NEW YORK (Reuters Health) - Doctors are almost twice as likely as the general public to be registered organ donors, according to a study of Canadian physicians.

“A common myth is that physicians won't work as hard to save the lives of patients if they know they are registered for organ donation,” said lead author Alvin Ho-ting Li.

These results demonstrate that, as registered donors, physicians are more confident in the donation and transplantation system than most other people, he told Reuters Health by email.

“These findings can help dispel that myth,” said Li, of Western University in London, Ontario, who worked on the study.

Li and his team used cross-referenced data on 15,000 active physicians in Ontario in 2013 and 60,000 residents similar in age, sex, income and residential neighborhood with an organ donor registry.

More than 43 percent of the doctors were registered organ donors, compared to 30 percent of their matched comparison group and 24 percent of the general public in Ontario, according to the results in JAMA.

Doctors who were younger, female or living in a rural community were more likely to be registered.

“Many physicians see the ramifications of the organ donation shortage first hand in their patients, so they may be more motivated to contribute to the shortage if possible,” said Dr. Claire Wakefield of Sydney Children's Hospital in Randwick, Australia, who was not part of the new study.

Performing many medical procedures may also make the prospect of organ donation less intimidating for doctors, she told Reuters Health by email.

“I think the Canadian findings are likely to be reflective of the situation in industrialized countries with universal health care coverage, which doesn't include the U.S.” said Susan E. Morgan, director of the Center for Communication, Culture, and Change at the University of Miami in Coral Gables, Florida.

“Although we all expect doctors to know everything health-related, they really don't,” Morgan, who was not involved in the study, told Reuters Health by email. “They're regular people who are influenced by the dominant norms in their culture, just like everyone else.”

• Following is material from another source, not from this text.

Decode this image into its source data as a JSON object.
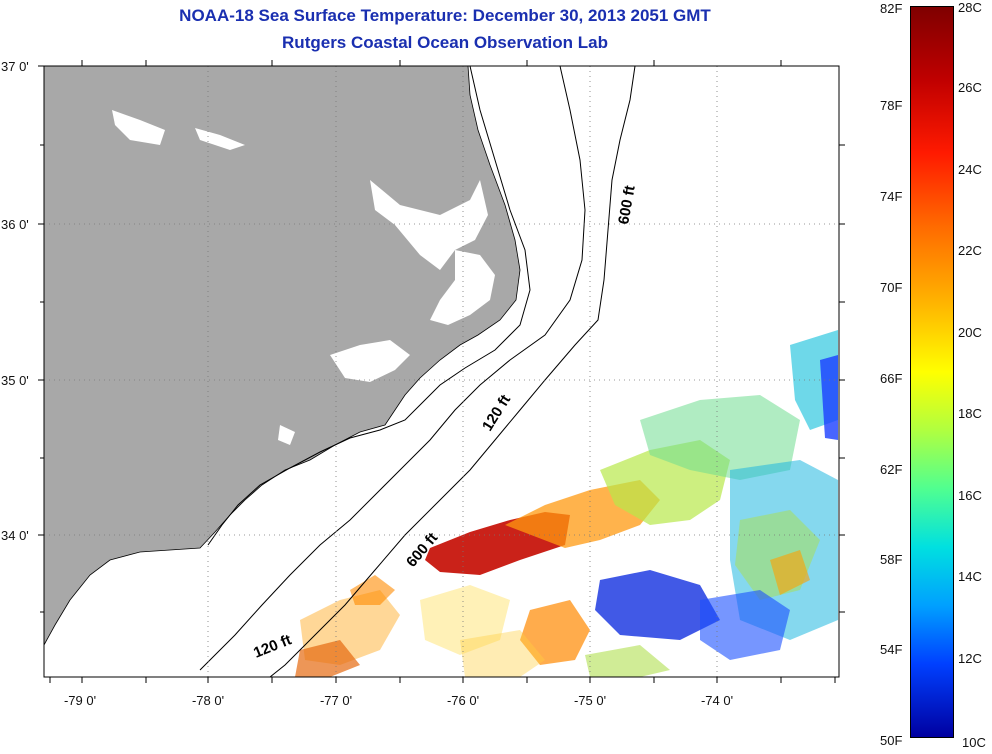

Although Morgan has worked on public education campaigns for organ donation in the U.S., she said she was surprised there weren’t more physician organ donors in Ontario.

Many Americans are still uneasy about organ donation due to lack of information, she said.

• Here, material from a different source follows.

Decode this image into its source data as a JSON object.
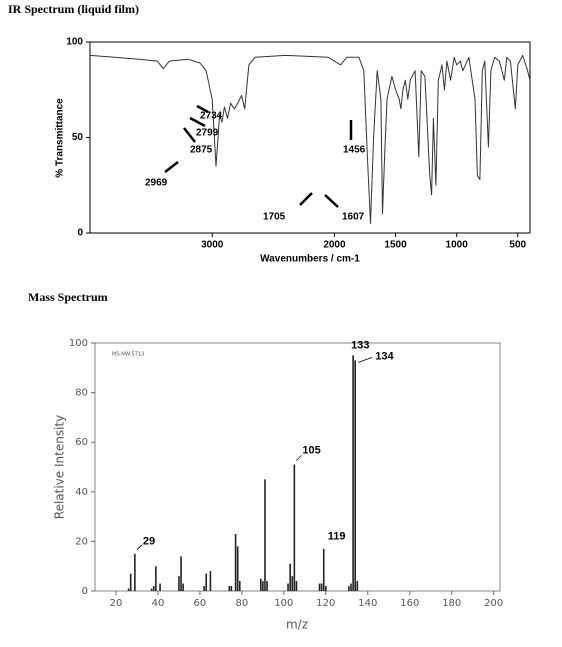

“We have a truly excellent system in this country that does quite well when it comes to protecting potential donors,” Morgan said.

Doctors and other medical staff have no control over whether someone can become a donor, which is determined by various medical criteria, nor over who will receive those organs, she said.

“The medical personnel who work very, very hard to save the lives of people who are gravely injured or dying are not the same people who do organ transplants - and they don't even work with people who are on the transplant waiting list,” she said. “These are very different medical specialties.”

Currently almost 123,000 people in the U.S. are waiting for an organ transplant, most commonly for a kidney or liver, according to the Organ Procurement and Transplantation Network.